Остальные — трое барменов в фартуках и кассир (будка кассы в центре длинного бара пустовала) — стояли небольшой группкой в другом конце стойки, неподалеку от открытых дверей, ведущих к трибунам. Они напряженно прислушивались к усиленному репродуктором голосу диктора, сообщавшего о последних результатах скачек.
Здоровяк стоял поодаль и зажатым в ручище полотенцем то и дело протирал стойку и складывал пустые и полупустые бокалы в мойку из нержавеющей стали под баром.
Ангер остановился прямо перед ним. Из кармана пиджака он вынул беговой листок и, положив его на мокрую стойку, прижал локтем.
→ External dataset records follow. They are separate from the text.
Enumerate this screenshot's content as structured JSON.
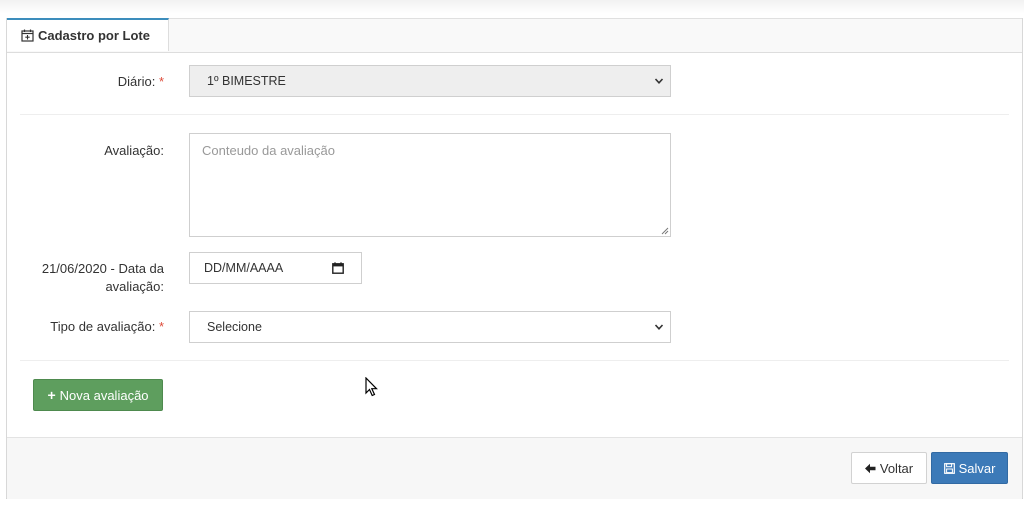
{
  "tab": {
    "label": "Cadastro por Lote",
    "icon": "calendar-plus-icon"
  },
  "form": {
    "diario": {
      "label": "Diário:",
      "required_mark": "*",
      "value": "1º BIMESTRE"
    },
    "avaliacao": {
      "label": "Avaliação:",
      "placeholder": "Conteudo da avaliação"
    },
    "data": {
      "label_line1": "21/06/2020 - Data da",
      "label_line2": "avaliação:",
      "placeholder": "DD/MM/AAAA"
    },
    "tipo": {
      "label": "Tipo de avaliação:",
      "required_mark": "*",
      "value": "Selecione"
    }
  },
  "actions": {
    "nova_avaliacao": "Nova avaliação",
    "voltar": "Voltar",
    "salvar": "Salvar"
  },
  "colors": {
    "accent": "#3c8dbc",
    "success": "#5e9e5e",
    "primary": "#3c7ab8",
    "required": "#dd4b39"
  }
}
Здоровяк бросил на него взгляд — на его широкой, плоской физиономии было написано совершенное равнодушие.
— Бутылку «Хайнекена», пожалуйста, — спокойно и отчетливо проговорил Ангер.
— «Хайнекена» нет, — проскрежетал бармен, но в его хрипловатом голосе послышались добродушные нотки. — Могу предложить «Миллер» или «Будвайзер».
Ангер кивнул.
— «Миллер», — сказал он.
Когда перед Ангером оказались бутылка и стакан, бармен небрежно бросил:
— Фаворит плохо начал — теперь всякого жди.
— Может, и так, — сказал Ангер.
Здоровяк подался вперед, навалившись брюхом на массивную стойку из красного дерева, по другую сторону которой стоял Ангер.
— Касса с десятидолларовыми ставками, — заговорил он тихо и доверительно, — третья от начала, сразу же за шестидолларовой.
— Народищу-то сколько, — сказал Ангер, и его голос прозвучал неожиданно громко.
Невероятная осторожность, с которой Клэй обставлял дело, вдруг показалась ему дурацкой. Клэй просто помешался на осторожности; она стала для него навязчивой идеей, комплексом. Но с другой стороны, удивляться не приходится, подумал Ангер: четыре года тюрьмы кого угодно доведут до неврастении.
Нарочито истеричный голос комментатора рванулся из динамиков пронзительной и радостно-исступленной трелью, но его слова немедленно потонули в нарастающем реве огромного скопища народа. Глухой гул проник в пустующий клуб. Снаружи до Ангера доносились гомон толпы, отдельные возбужденные выкрики и громкие взрывы смеха. Где-то прокатился приглушенный рокот недовольства, эхо повторило топот тысяч ног. А потом воздух зазвенел от слившихся воедино тысяч радостных криков.
Ангер неторопливо направился к широким дверям, ведущим к трибунам ипподрома.
Табло в центре скакового круга показывало, что победила лошадь под номером 8. Ангер с интересом взглянул на него, но результат оставил его равнодушным. Красные буквы фотофиниша высветили второе место. Когда лошади, поравнявшиеся с третьим столбом, остановились и повернули назад к финишной линии, Марвин Ангер пожал плечами и торопливо зашагал к зданию ипподрома — нужно было обогнать толпу.